1.1 Historical Attributes
Babylonian Epic of Gilgamesh (2000 B. C.) records the presence of pestilence and diseases. The study of Immunology stemmed out from the Thucydides’ description of individuals who recovered from the plague in Athens. Those individuals, who had already contracted the disease, recovered and became “immune.” Variolation was practiced for many years in China. The process involved exposing healthy people to the material derived from the lesions caused by the disease by either putting it under the skin or, more often, inserting powdered scabs from smallpox pustules into the nose. However, that occasionally resulted in death because there was no standardization of the inoculum. Variolation, later, became popular in England, mainly due to the efforts of Lady Mary Wortley Montague and the American colonies.

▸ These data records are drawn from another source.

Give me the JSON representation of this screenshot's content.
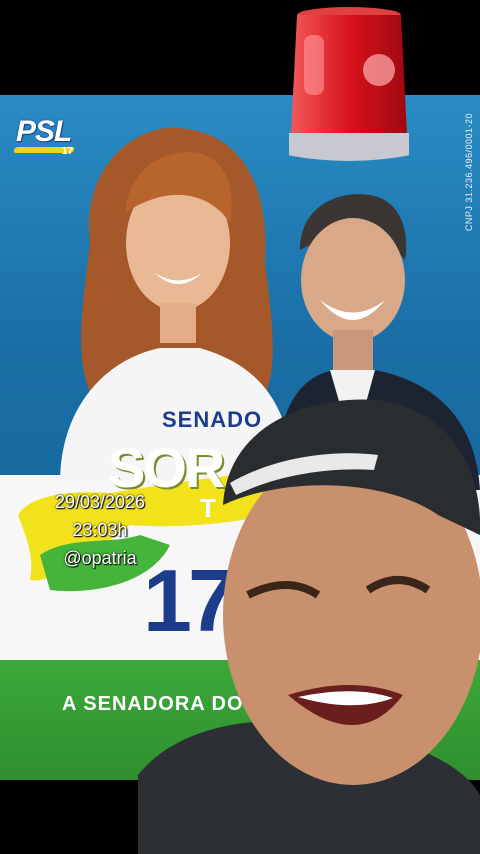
{
  "poster": {
    "party_logo": "PSL",
    "party_number": "17",
    "cnpj": "CNPJ 31.236.496/0001-20",
    "senador_label": "SENADO",
    "name_fragment": "SOR",
    "name_small": "T",
    "number": "17",
    "slogan": "A SENADORA DO"
  },
  "stamp": {
    "date": "29/03/2026",
    "time": "23:03h",
    "handle": "@opatria"
  },
  "icons": {
    "siren": "red-siren-icon"
  },
  "colors": {
    "poster_blue": "#1a6fa6",
    "poster_green": "#2e8f2e",
    "brand_navy": "#1d3d8c",
    "brazil_yellow": "#f2e21c",
    "siren_red": "#d8121c"
  }
}
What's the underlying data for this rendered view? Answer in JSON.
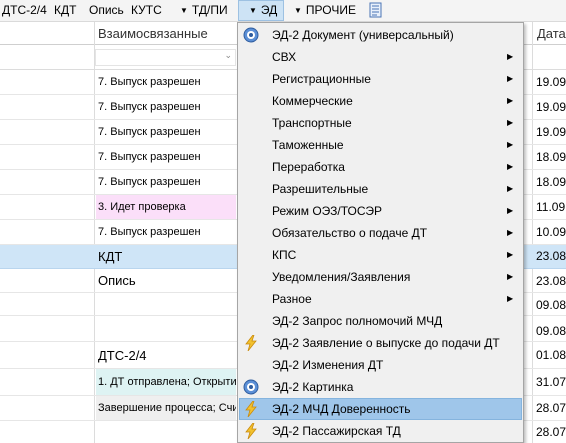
{
  "toolbar": {
    "items": [
      "ДТС-2/4",
      "КДТ",
      "Опись",
      "КУТС"
    ],
    "tdpi": "ТД/ПИ",
    "ed": "ЭД",
    "other": "ПРОЧИЕ"
  },
  "table": {
    "columns": [
      "Взаимосвязанные",
      "Дата"
    ],
    "rows": [
      {
        "status": "7. Выпуск разрешен",
        "date": "19.09"
      },
      {
        "status": "7. Выпуск разрешен",
        "date": "19.09"
      },
      {
        "status": "7. Выпуск разрешен",
        "date": "19.09"
      },
      {
        "status": "7. Выпуск разрешен",
        "date": "18.09"
      },
      {
        "status": "7. Выпуск разрешен",
        "date": "18.09"
      },
      {
        "status": "3. Идет проверка",
        "date": "11.09"
      },
      {
        "status": "7. Выпуск разрешен",
        "date": "10.09"
      },
      {
        "status": "КДТ",
        "date": "23.08"
      },
      {
        "status": "Опись",
        "date": "23.08"
      },
      {
        "status": "",
        "date": "09.08"
      },
      {
        "status": "",
        "date": "09.08"
      },
      {
        "status": "ДТС-2/4",
        "date": "01.08"
      },
      {
        "status": "1. ДТ отправлена; Открыти",
        "date": "31.07"
      },
      {
        "status": "Завершение процесса; Счи",
        "date": "28.07"
      },
      {
        "status": "",
        "date": "28.07"
      }
    ]
  },
  "menu": {
    "items": [
      {
        "label": "ЭД-2 Документ (универсальный)",
        "icon": "target-icon",
        "submenu": false
      },
      {
        "label": "СВХ",
        "submenu": true
      },
      {
        "label": "Регистрационные",
        "submenu": true
      },
      {
        "label": "Коммерческие",
        "submenu": true
      },
      {
        "label": "Транспортные",
        "submenu": true
      },
      {
        "label": "Таможенные",
        "submenu": true
      },
      {
        "label": "Переработка",
        "submenu": true
      },
      {
        "label": "Разрешительные",
        "submenu": true
      },
      {
        "label": "Режим ОЭЗ/ТОСЭР",
        "submenu": true
      },
      {
        "label": "Обязательство о подаче ДТ",
        "submenu": true
      },
      {
        "label": "КПС",
        "submenu": true
      },
      {
        "label": "Уведомления/Заявления",
        "submenu": true
      },
      {
        "label": "Разное",
        "submenu": true
      },
      {
        "label": "ЭД-2 Запрос полномочий МЧД",
        "submenu": false
      },
      {
        "label": "ЭД-2 Заявление о выпуске до подачи ДТ",
        "icon": "lightning-icon",
        "submenu": false
      },
      {
        "label": "ЭД-2 Изменения ДТ",
        "submenu": false
      },
      {
        "label": "ЭД-2 Картинка",
        "icon": "target-icon",
        "submenu": false
      },
      {
        "label": "ЭД-2 МЧД Доверенность",
        "icon": "lightning-icon",
        "submenu": false,
        "active": true
      },
      {
        "label": "ЭД-2 Пассажирская ТД",
        "icon": "lightning-icon",
        "submenu": false
      }
    ]
  },
  "colors": {
    "highlight_row": "#cfe5f7",
    "menu_hover": "#9fc6ea",
    "status_pink": "#fbdff9",
    "status_teal": "#def3f3"
  }
}
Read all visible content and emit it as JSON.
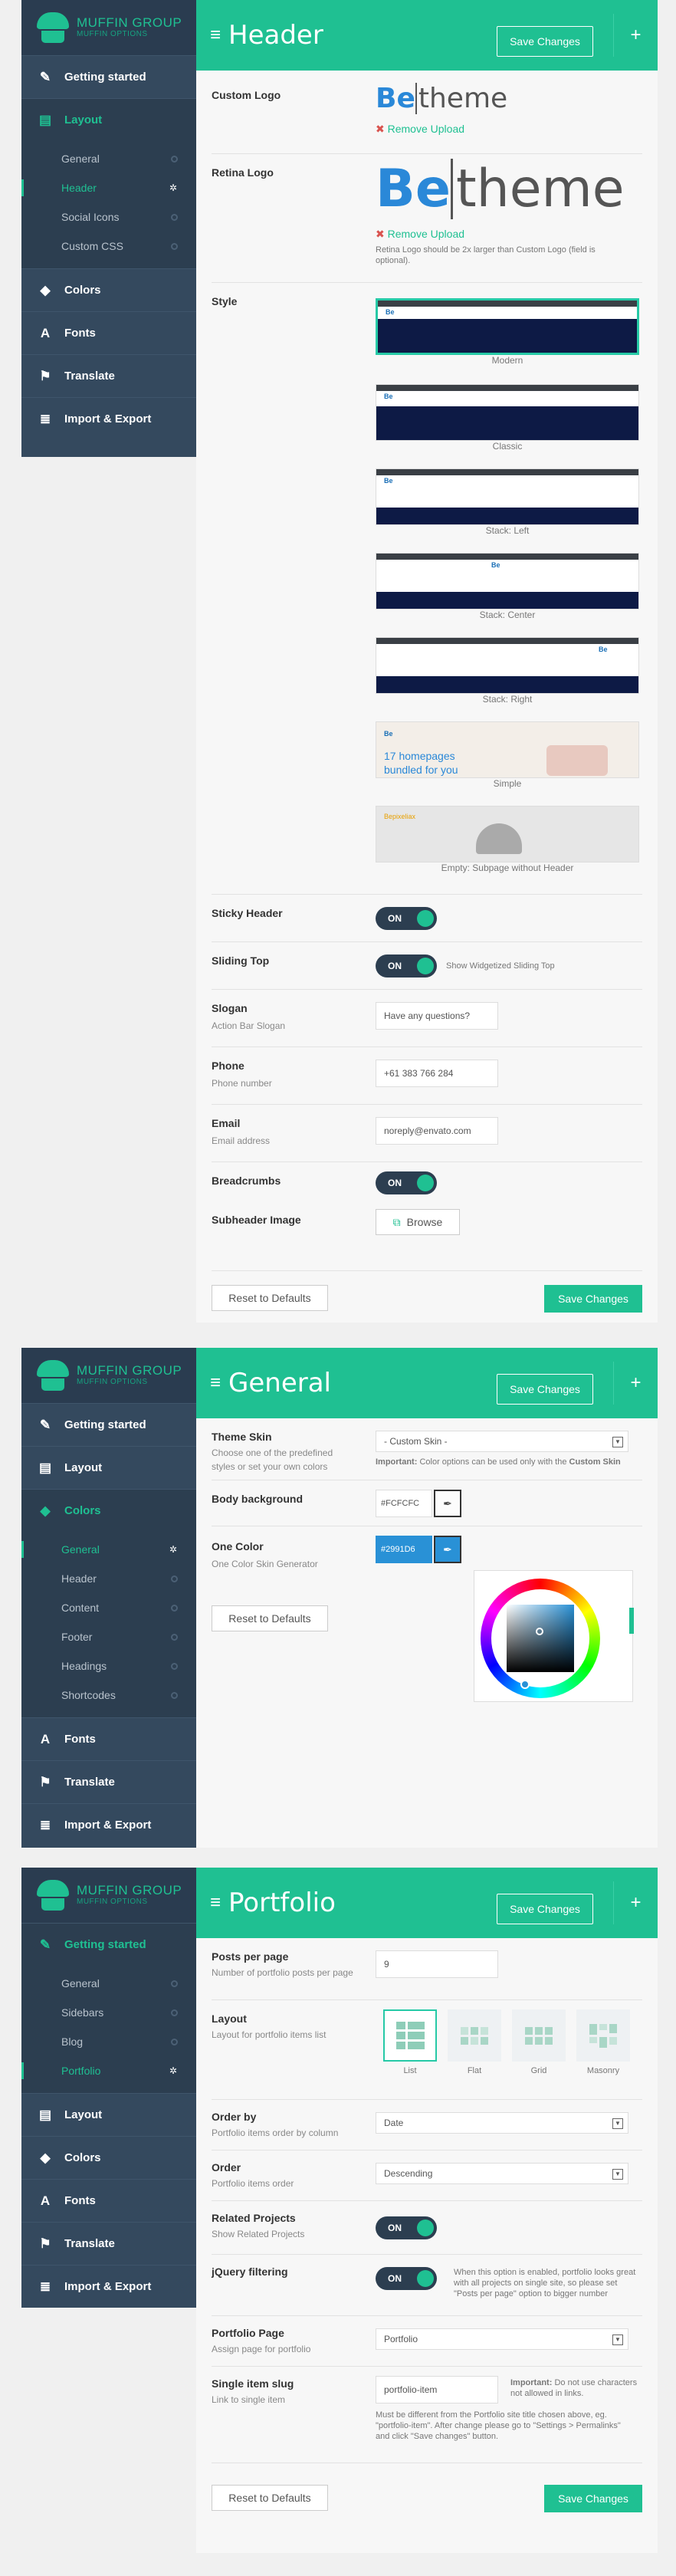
{
  "brand": {
    "name": "MUFFIN GROUP",
    "tagline": "MUFFIN OPTIONS"
  },
  "save_label": "Save Changes",
  "plus_label": "+",
  "reset_label": "Reset to Defaults",
  "on_label": "ON",
  "colors": {
    "accent": "#1fc092",
    "sidebar": "#34495e",
    "sidebar_dark": "#2c3e50",
    "hero": "#0d1a45"
  },
  "panel1": {
    "title": "Header",
    "sidebar": {
      "getting_started": "Getting started",
      "layout": "Layout",
      "subs": [
        "General",
        "Header",
        "Social Icons",
        "Custom CSS"
      ],
      "colors": "Colors",
      "fonts": "Fonts",
      "translate": "Translate",
      "import_export": "Import & Export"
    },
    "custom_logo": {
      "label": "Custom Logo",
      "remove": "Remove Upload"
    },
    "logo_text": {
      "be": "Be",
      "theme": "theme"
    },
    "retina_logo": {
      "label": "Retina Logo",
      "remove": "Remove Upload",
      "note": "Retina Logo should be 2x larger than Custom Logo (field is optional)."
    },
    "style": {
      "label": "Style",
      "options": [
        "Modern",
        "Classic",
        "Stack: Left",
        "Stack: Center",
        "Stack: Right",
        "Simple",
        "Empty: Subpage without Header"
      ],
      "simple_text": "17 homepages",
      "simple_text2": "bundled for you",
      "empty_logo": "Bepixeliax"
    },
    "sticky": {
      "label": "Sticky Header"
    },
    "sliding": {
      "label": "Sliding Top",
      "note": "Show Widgetized Sliding Top"
    },
    "slogan": {
      "label": "Slogan",
      "desc": "Action Bar Slogan",
      "value": "Have any questions?"
    },
    "phone": {
      "label": "Phone",
      "desc": "Phone number",
      "value": "+61 383 766 284"
    },
    "email": {
      "label": "Email",
      "desc": "Email address",
      "value": "noreply@envato.com"
    },
    "breadcrumbs": {
      "label": "Breadcrumbs"
    },
    "subheader": {
      "label": "Subheader Image",
      "browse": "Browse"
    }
  },
  "panel2": {
    "title": "General",
    "sidebar": {
      "getting_started": "Getting started",
      "layout": "Layout",
      "colors": "Colors",
      "subs": [
        "General",
        "Header",
        "Content",
        "Footer",
        "Headings",
        "Shortcodes"
      ],
      "fonts": "Fonts",
      "translate": "Translate",
      "import_export": "Import & Export"
    },
    "skin": {
      "label": "Theme Skin",
      "desc": "Choose one of the predefined styles or set your own colors",
      "value": "- Custom Skin -",
      "note_bold": "Important:",
      "note": "Color options can be used only with the",
      "note_end": "Custom Skin"
    },
    "body_bg": {
      "label": "Body background",
      "value": "#FCFCFC"
    },
    "one_color": {
      "label": "One Color",
      "desc": "One Color Skin Generator",
      "value": "#2991D6"
    }
  },
  "panel3": {
    "title": "Portfolio",
    "sidebar": {
      "getting_started": "Getting started",
      "subs": [
        "General",
        "Sidebars",
        "Blog",
        "Portfolio"
      ],
      "layout": "Layout",
      "colors": "Colors",
      "fonts": "Fonts",
      "translate": "Translate",
      "import_export": "Import & Export"
    },
    "posts": {
      "label": "Posts per page",
      "desc": "Number of portfolio posts per page",
      "value": "9"
    },
    "layout": {
      "label": "Layout",
      "desc": "Layout for portfolio items list",
      "options": [
        "List",
        "Flat",
        "Grid",
        "Masonry"
      ]
    },
    "orderby": {
      "label": "Order by",
      "desc": "Portfolio items order by column",
      "value": "Date"
    },
    "order": {
      "label": "Order",
      "desc": "Portfolio items order",
      "value": "Descending"
    },
    "related": {
      "label": "Related Projects",
      "desc": "Show Related Projects"
    },
    "jquery": {
      "label": "jQuery filtering",
      "note": "When this option is enabled, portfolio looks great with all projects on single site, so please set \"Posts per page\" option to bigger number"
    },
    "page": {
      "label": "Portfolio Page",
      "desc": "Assign page for portfolio",
      "value": "Portfolio"
    },
    "slug": {
      "label": "Single item slug",
      "desc": "Link to single item",
      "value": "portfolio-item",
      "note_bold": "Important:",
      "note": "Do not use characters not allowed in links.",
      "note2": "Must be different from the Portfolio site title chosen above, eg. \"portfolio-item\". After change please go to \"Settings > Permalinks\" and click \"Save changes\" button."
    }
  }
}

In 1796, Jenner inoculated James Phipps with the material obtained from a cowpox lesion, which appeared on the hand of a dairymaid, and he inoculated the experimental subject with smallpox about six weeks later, without producing disease [1]. In 1875, Robert Koch was able to show the presence of anthrax causing bacteria in the lymph nodes of a dead rabbit that was earlier inoculated with the blood of a diseased animal [2]. In a serendipitous discovery, Pasteur was able to attenuate the virulent chicken cholera bacillus and coined the term vaccination. Later, he developed first viable vaccine for anthrax and rabies while Robert Koch studied hypersensitivity in tuberculosis. Although many consider Louis Pasteur the “father of immunology,” it is due to his and Koch’s efforts that firmly established the historical germ theory of disease.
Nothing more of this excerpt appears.